My thoughts on Slackware, life and everything

Sonic Pi 4.1.0 packaged for Slackware – and for live coding musicians

Sam Aaron worked long and hard towards a new major release of his Sonic Pi software, and kept us informed about his coding journey on Twitter. Eventually a 4.0.0 version saw the light of day, 17 months after the  final 3.x  version (3.3.1) came out. Sam writes really informative release notes, I encourage you to check them out on his release page. Lots of enhancements and fixes to be enjoyed.

You don’t know what I am talking about?

You’ve probably missed my last year’s blog post then.
Sam Aaron is a musician and a programmer, holding a PhD in Computer Science. He develops a really cool program called Sonic Pi, meant to educate people in making music and learning how to code at the same time.
Sonic Pi uses the engine of Supercollider, which is another live coding platform. But Sonic Pi makes the art of live coding – performing on stage or just having a blast creating music on your computer – very low-threshold. Out of the box, when you start the program, its GUI will show complete and working coding examples, a tutorial, and an intuitive interface to start producing music straight away:

I have created packages for sonic-pi 4.1.0, the latest release, and I guess I am the first to create 32bit packages for a Linux platform, since I had to teach the “vcpkg” program that 32bit Linux is actually a thing. You could have guessed it… vcpkg is a cross-platform library manager created by Microsoft (!!!) which Sonic Pi uses to compile the libraries it needs.
I’ll see if I can create a patch for 32bit Linux support and send it to them.

Anyway, a month ago Sam Aaron gave a lecture at Lambda Days 2022 in Poland, about Sonic Pi, and here is a link to a recording of that lecture. You’ll learn more by watching that video, than by reading my blog posts about it.

The new packages (for Slackware 15.0 and -current) can be downloaded from all the usual places, for instance my slackware.com primary site, or the fast NL, UK or US mirrors.

I hope you are going to give Sonic Pi a try and that I’ll hear from you in the comments section below if you came up with a cool piece of audio.

And because Sonic Pi is contained in my Slackware Live DAW edition, I have also generated a new ISO for the Digital Audio Workstation. Get the “slackware64-live-daw-current.iso” ISO file, and copy it to a Ventoy USB stick or use the “iso2usb.sh” script to create a persistent USB stick.
This live environment should allow you to run Sonic Pi out of the box even if you have no idea how to configure the JACK audio server.

Have fun! Eric

4 Comments

  1. Oberoid

    Great, sonic-pi runs flawlesly on my regular 64-15.0 system.
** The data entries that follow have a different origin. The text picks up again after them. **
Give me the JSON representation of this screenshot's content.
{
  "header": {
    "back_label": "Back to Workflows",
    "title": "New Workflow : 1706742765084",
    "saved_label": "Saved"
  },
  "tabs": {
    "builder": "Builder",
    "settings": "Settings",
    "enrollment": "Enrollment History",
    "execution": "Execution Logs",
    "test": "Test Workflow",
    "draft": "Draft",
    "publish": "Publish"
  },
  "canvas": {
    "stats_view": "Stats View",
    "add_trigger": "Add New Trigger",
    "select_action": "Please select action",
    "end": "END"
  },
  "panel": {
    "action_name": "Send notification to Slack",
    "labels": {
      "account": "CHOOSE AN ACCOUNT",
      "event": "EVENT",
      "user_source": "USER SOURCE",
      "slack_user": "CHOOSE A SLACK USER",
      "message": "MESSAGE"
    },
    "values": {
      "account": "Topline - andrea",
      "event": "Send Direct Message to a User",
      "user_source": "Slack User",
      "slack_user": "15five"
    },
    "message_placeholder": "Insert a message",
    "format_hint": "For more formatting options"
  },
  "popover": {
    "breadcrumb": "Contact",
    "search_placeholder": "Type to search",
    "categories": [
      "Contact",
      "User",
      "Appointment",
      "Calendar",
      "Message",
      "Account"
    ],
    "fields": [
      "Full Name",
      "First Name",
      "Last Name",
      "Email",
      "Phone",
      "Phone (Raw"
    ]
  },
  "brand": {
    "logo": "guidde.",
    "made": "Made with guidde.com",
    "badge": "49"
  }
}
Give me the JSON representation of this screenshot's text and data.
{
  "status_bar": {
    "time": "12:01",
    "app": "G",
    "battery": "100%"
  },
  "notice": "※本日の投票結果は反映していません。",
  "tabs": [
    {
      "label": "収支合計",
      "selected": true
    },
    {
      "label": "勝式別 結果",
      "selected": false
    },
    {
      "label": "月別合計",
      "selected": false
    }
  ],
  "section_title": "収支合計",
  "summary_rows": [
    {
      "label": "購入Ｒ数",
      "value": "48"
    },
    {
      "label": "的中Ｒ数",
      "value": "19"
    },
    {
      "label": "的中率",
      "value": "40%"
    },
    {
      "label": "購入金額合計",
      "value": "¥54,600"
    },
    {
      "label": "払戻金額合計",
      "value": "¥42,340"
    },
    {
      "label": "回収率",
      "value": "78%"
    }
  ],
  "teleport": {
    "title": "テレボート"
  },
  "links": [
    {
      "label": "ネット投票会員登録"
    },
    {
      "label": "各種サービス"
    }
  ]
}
Will use it in a project at school for making soundscapes.

    • alienbob

      That’s really great Oberoid. Keep me informed of how it’s being received by the pupils in your school.

  2. Robin Newman

    Cool work. Like your idea of the bundled DAW iso file. I am enjoying using my own build of SP 4.1 for Raspberry Pi (both 23 and 64 bit versions) The new link mechanisms and the phase adjuster are great when using two or three computers together all playing parts of the same piece on Sonic Pi. IT is such a versatile program. which I also use extensively with midi and OSC connections.

    • alienbob

      Hi Robin,

      Thanks for commenting here. You know, I am just a hacker, not a musician, or at best an aspiring wannabe, so it’s nice to see someone replying here who actually knows what they are talking about 🙂
      The DAW Live version of Slackware has benefited a great deal from improvements and suggestions from Slackware users who double as real-life musicians. The DAW ISO is full of creative audio programs that otherwise would be hard to use on Slackware.
      Using link with Sonic Pi on Slackware is currently lacking one thing… the actual Ableton Link program. I’ll package that one next.